Find it once in O(log n) and then compare new values which you are going to add with this cached minimum element.
UPD: about how can this work if you delete the minimum element. You'll just need to spend O(log n) one more time and find new one.
Let's imagine that you have 10 000 000 000 000 of integers in your tree. Each element needs 4 bytes in memory. In this case all your tree needs about 40 TB of harddrive space. Time O (log n) which should be spent for searching minimum element in this huge tree is about 43 operations. Of course it's not the simplest operations but anyway it's almost nothing even for 20 years old processors.
Of course this is actual if it's a real-world problem. If for some purposes (maybe academical) you need real O(1) algorithm then I'm not sure that my approach can give you such performance without using additional memory.
This may sound silly, but if you mostly access the minimum element, and don't change the tree too much, maintaining a pointer to the minimal element on add/delete (on any tree) may be the best solution.
Walking the tree will always be O(log n). Did you write the tree implementation yourself? You can always simply stash a reference to the current lowest value element alongside your data structure and keep it updated when adding/removing nodes. (If you didn't write the tree, you could also do this by wrapping the tree implementation in your own wrapper object that does the same thing.)

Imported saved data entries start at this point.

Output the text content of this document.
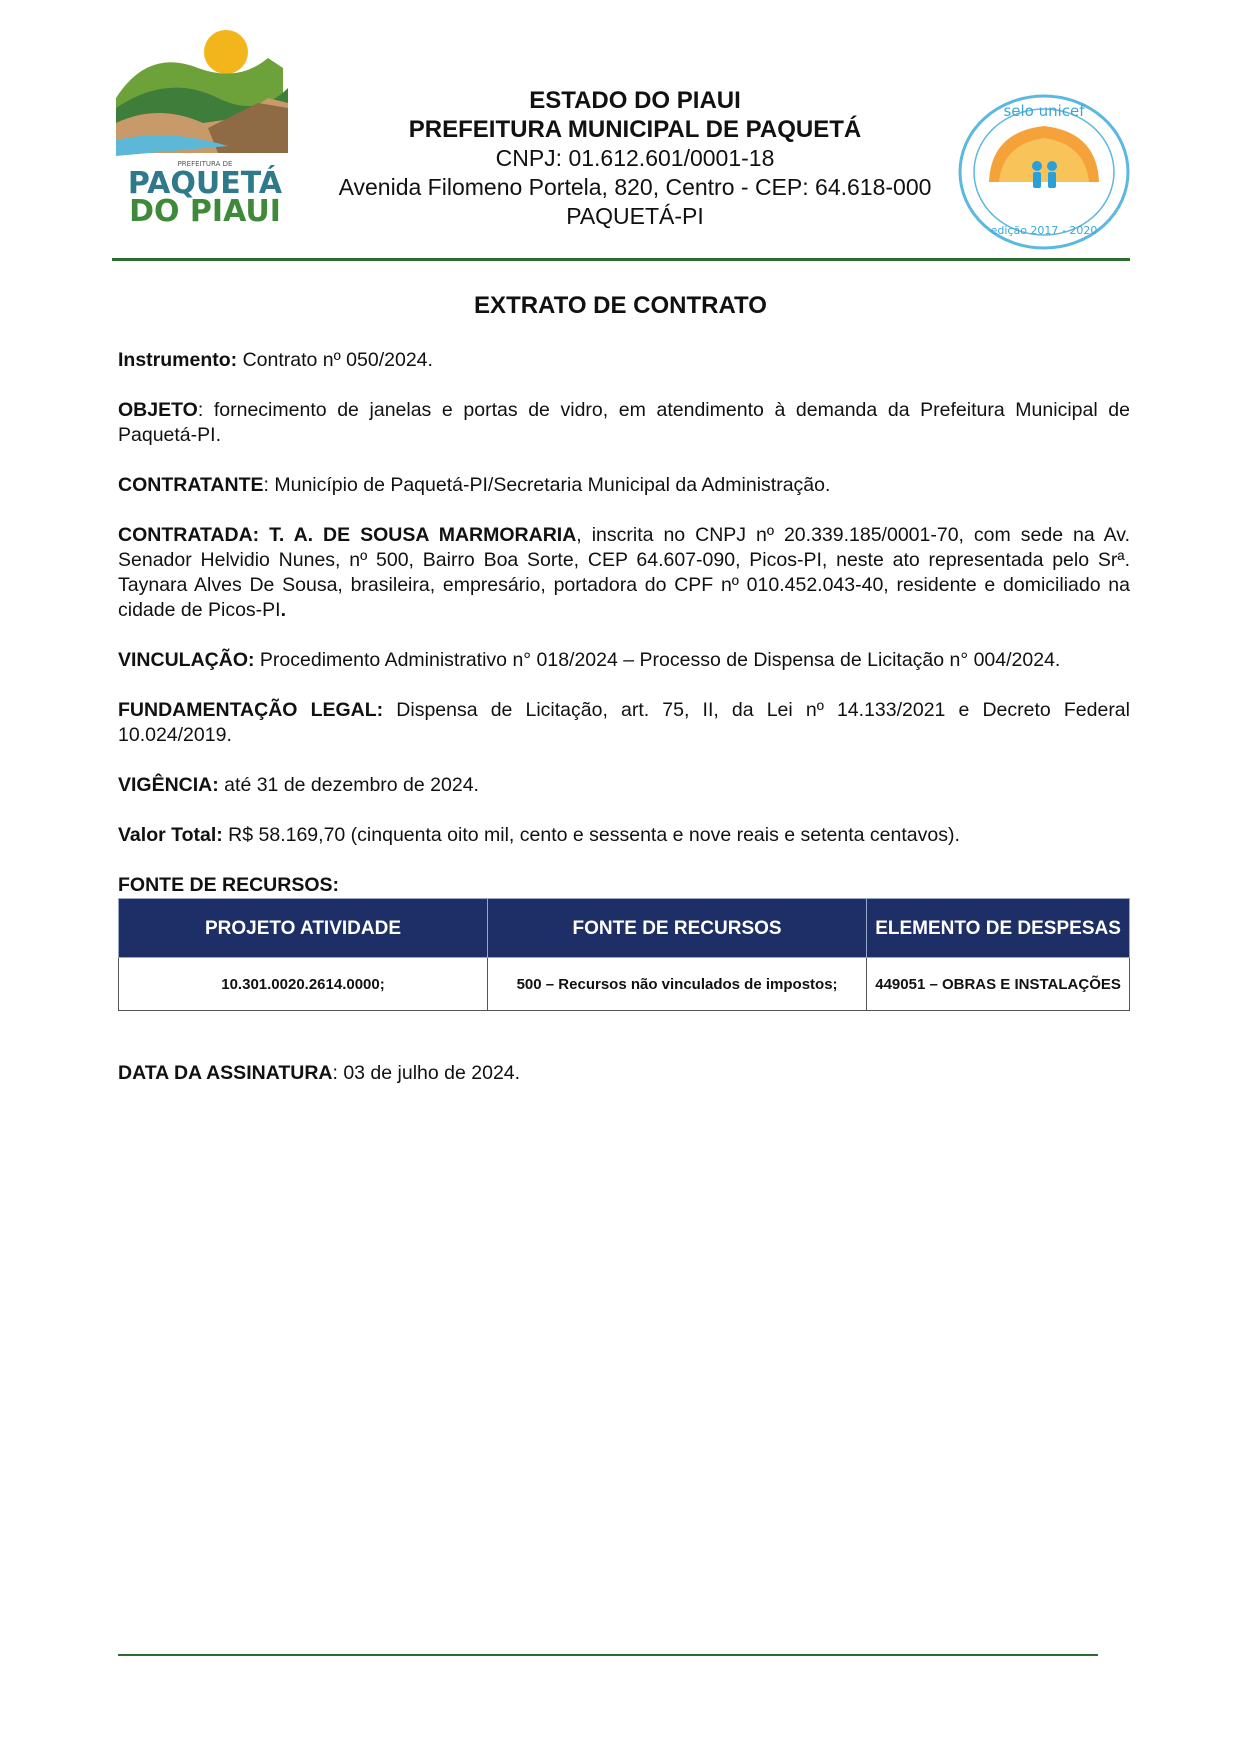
PREFEITURA DE
PAQUETÁ
DO PIAUI
selo unicef
edição 2017 - 2020
ESTADO DO PIAUI
PREFEITURA MUNICIPAL DE PAQUETÁ
CNPJ: 01.612.601/0001-18
Avenida Filomeno Portela, 820, Centro - CEP: 64.618-000
PAQUETÁ-PI
EXTRATO DE CONTRATO

Instrumento: Contrato nº 050/2024.

OBJETO: fornecimento de janelas e portas de vidro, em atendimento à demanda da Prefeitura Municipal de Paquetá-PI.

CONTRATANTE: Município de Paquetá-PI/Secretaria Municipal da Administração.

CONTRATADA: T. A. DE SOUSA MARMORARIA, inscrita no CNPJ nº 20.339.185/0001-70, com sede na Av. Senador Helvidio Nunes, nº 500, Bairro Boa Sorte, CEP 64.607-090, Picos-PI, neste ato representada pelo Srª. Taynara Alves De Sousa, brasileira, empresário, portadora do CPF nº 010.452.043-40, residente e domiciliado na cidade de Picos-PI.

VINCULAÇÃO: Procedimento Administrativo n° 018/2024 – Processo de Dispensa de Licitação n° 004/2024.

FUNDAMENTAÇÃO LEGAL: Dispensa de Licitação, art. 75, II, da Lei nº 14.133/2021 e Decreto Federal 10.024/2019.

VIGÊNCIA: até 31 de dezembro de 2024.

Valor Total: R$ 58.169,70 (cinquenta oito mil, cento e sessenta e nove reais e setenta centavos).

FONTE DE RECURSOS:

PROJETO ATIVIDADE	FONTE DE RECURSOS	ELEMENTO DE DESPESAS
10.301.0020.2614.0000;	500 – Recursos não vinculados de impostos;	449051 – OBRAS E INSTALAÇÕES

DATA DA ASSINATURA: 03 de julho de 2024.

There is a implementation in the TAOCP that uses the "spare" pointers in non-full nodes to complete a double linked list along the nodes in order (I don't recall the detail right now, but I image you have to have a "has_child" flag for each direction to make it work).

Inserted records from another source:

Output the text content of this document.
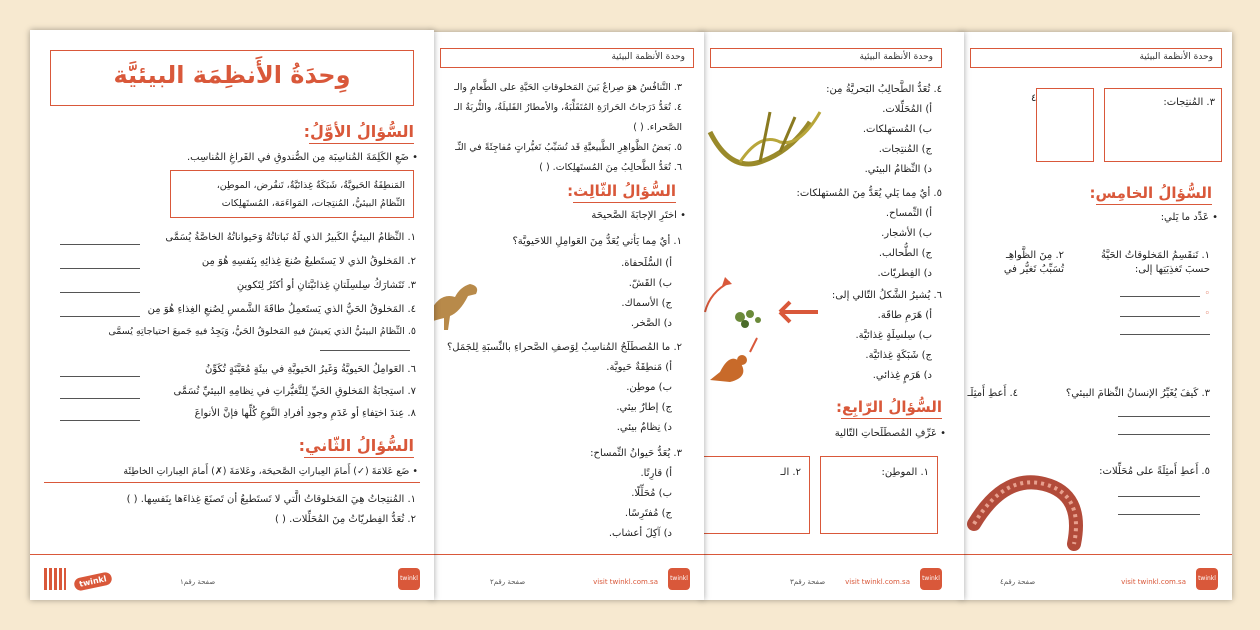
وحدة الأنظمة البيئية
٣. المُنتِجات:
٤
السُّؤالُ الخامِس:
• عَدِّد ما يَلي:
١. تَنقَسِمُ المَخلوقاتُ الحَيَّةُ
حسبَ تَغذِيَتِها إلى:
٢. مِنَ الظَّواهِـ
تُسَبِّبُ تَغيُّر في
◦
◦
٣. كَيفَ يُغَيِّرُ الإنسانُ النِّظامَ البيئي؟
٤. أَعطِ أَمثِلَـ
٥. أَعطِ أَمثِلَةً على مُحَلِّلات:
twinkl
visit twinkl.com.sa
صفحة رقم٤
وحدة الأنظمة البيئية
٤. تُعَدُّ الطَّحالِبُ البَحريَّةُ مِن:
أ) المُحَلِّلات.
ب) المُستهلكات.
ج) المُنتِجات.
د) النِّظامُ البيئي.
٥. أيٌ مِما يَلي يُعَدُّ مِنَ المُستهلكات:
أ) التِّمساح.
ب) الأشجار.
ج) الطُّحالب.
د) الفِطريّات.
٦. يُشيرُ الشَّكلُ التّالي إلى:
أ) هَرَمِ طاقَة.
ب) سِلسِلَةٍ غِذائيَّة.
ج) شَبَكَةٍ غِذائيَّة.
د) هَرَمٍ غِذائي.
السُّؤالُ الرّابِع:
• عَرِّفِ المُصطَلَحاتِ التّالية
١. الموطِن:
٢. الـ
twinkl
visit twinkl.com.sa
صفحة رقم٣
وحدة الأنظمة البيئية
٣. التَّنافُسُ هوَ صِراعٌ بَينَ المَخلوقاتِ الحَيَّةِ على الطَّعامِ والـ
٤. تُعَدُّ دَرَجاتُ الحَرارَةِ المُتَقَلِّبَةُ، والأمطارُ القَليلَةُ، والتُّربَةُ الـ
الصَّحراء. ( )
٥. بَعضُ الظَّواهِرِ الطَّبيعيَّةِ قَد تُسَبِّبُ تَغيُّراتٍ مُفاجِئَةً في النِّـ
٦. تُعَدُّ الطَّحالِبُ مِنَ المُستَهلِكات. ( )
السُّؤالُ الثّالِث:
• اختَرِ الإجابَةَ الصَّحيحَة
١. أيٌ مِما يَأتي يُعَدُّ مِنَ العَوامِلِ اللاحَيويَّة؟
أ) السُّلَحفاة.
ب) القَشّ.
ج) الأسماك.
د) الصَّخر.
٢. ما المُصطَلَحُ المُناسِبُ لِوَصفِ الصَّحراءِ بالنِّسبَةِ لِلجَمَل؟
أ) مَنطِقَةٌ حَيويَّة.
ب) موطِن.
ج) إطارٌ بيئي.
د) نِظامٌ بيئي.
٣. يُعَدُّ حَيوانُ التِّمساح:
أ) قارِتًا.
ب) مُحَلِّلًا.
ج) مُفتَرِسًا.
د) آكِلَ أعشاب.
twinkl
visit twinkl.com.sa
صفحة رقم٢
وِحدَةُ الأَنظِمَة البيئيَّة
السُّؤالُ الأوَّلُ:
• ضَعِ الكَلِمَةَ المُناسِبَة مِن الصُّندوقِ في الفَراغِ المُناسِب.
المَنطِقَةُ الحَيويَّةُ، شَبَكَةٌ غِذائيَّةٌ، تَنقُرض، الموطِن،
النِّظامُ البيئيُّ، المُنتِجات، المَواءَمَة، المُستَهلِكات
١. النِّظامُ البيئيُّ الكَبيرُ الذي لَهُ نَباتاتُهُ وَحَيواناتُهُ الخاصَّةُ يُسَمَّى
٢. المَخلوقُ الذي لا يَستَطيعُ صُنعَ غِذائِهِ بِنَفسِهِ هُوَ مِن
٣. تَتَشارَكُ سِلسِلَتانِ غِذائيَّتانِ أو أكثَرُ لِتَكوينِ
٤. المَخلوقُ الحَيُّ الذي يَستَعمِلُ طاقَةَ الشَّمسِ لِصُنعِ الغِذاءِ هُوَ مِن
٥. النِّظامُ البيئيُّ الذي يَعيشُ فيهِ المَخلوقُ الحَيُّ، وَيَجِدُ فيهِ جَميعَ احتياجاتِهِ يُسمَّى
٦. العَوامِلُ الحَيويَّةُ وَغَيرُ الحَيويَّةِ في بيئَةٍ مُعَيَّنَةٍ تُكَوِّنُ
٧. استِجابَةُ المَخلوقِ الحَيِّ لِلتَّغيُّراتِ في نِظامِهِ البيئيِّ تُسَمَّى
٨. عِندَ اختِفاءِ أو عَدَمِ وجودِ أفرادِ النَّوعِ كُلِّها فإنَّ الأنواعَ
السُّؤالُ الثّاني:
• ضَع عَلامَةَ (✓) أَمامَ العِباراتِ الصَّحيحَة، وعَلامَةَ (✗) أَمامَ العِباراتِ الخاطِئَة
١. المُنتِجاتُ هِيَ المَخلوقاتُ الَّتي لا تَستَطيعُ أن تَصنَعَ غِذاءَها بِنَفسِها. ( )
٢. تُعَدُّ الفِطريّاتُ مِنَ المُحَلِّلات. ( )
twinkl
صفحة رقم١
twinkl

With that and a start pointer, you could have the starting element in O(1) time.
This solution is not faster or more efficient that caching the minimum.
If by minimum element you mean element with the smallest value then you could use TreeSet with a custom Comparator which sorts the items into correct order to store individual elements and then just call SortedSet#first() or #last() to get the biggest/smallest values as efficiently as possible.
Note that inserting new items to TreeSet is slightly slow compared to other Sets/Lists but if you don't have a huge amount of elements which constantly change then it shouldn't be a problem.
If you can use a little memory it sounds like a combined collection might work for you.
For instance, what you are looking for sounds a lot like a linked list. You can always get to the minimum element but an insert or lookup of an arbitrary node might take longer because you have to do a lookup O(n)
If you combine a linked list and a tree you might get the best of both worlds. To look up an item for get/insert/delete operations you would use the tree to find the element. The element's "holder" node would have to have ways to cross over from the tree to the linked list for delete operations. Also the linked list would have to be a doubly linked list.
So I think getting the smallest item would be O(1), any arbitrary lookup/delete would be O(logN)--I think even an insert would be O(logN) because you could find where to put it in the tree, look at the previous element and cross over to your linked list node from there, then add "next".
Hmm, this is starting to seem like a really useful data structure, perhaps a little wasteful in memory, but I don't think any operation would be worse than O(logN) unless you have to re balance the tree.
If you upgrade / "upcomplex" your binary tree to a threaded binary tree, then you can get O(1) first and last elements.
You basically keep a reference to the current first and last nodes.
Immediately after an insert, if first's previous is non-null, then update first. Similarly for last.
Whenever you remove, you first check whether the node being removed is the first or last. And update that stored first, last appropriately.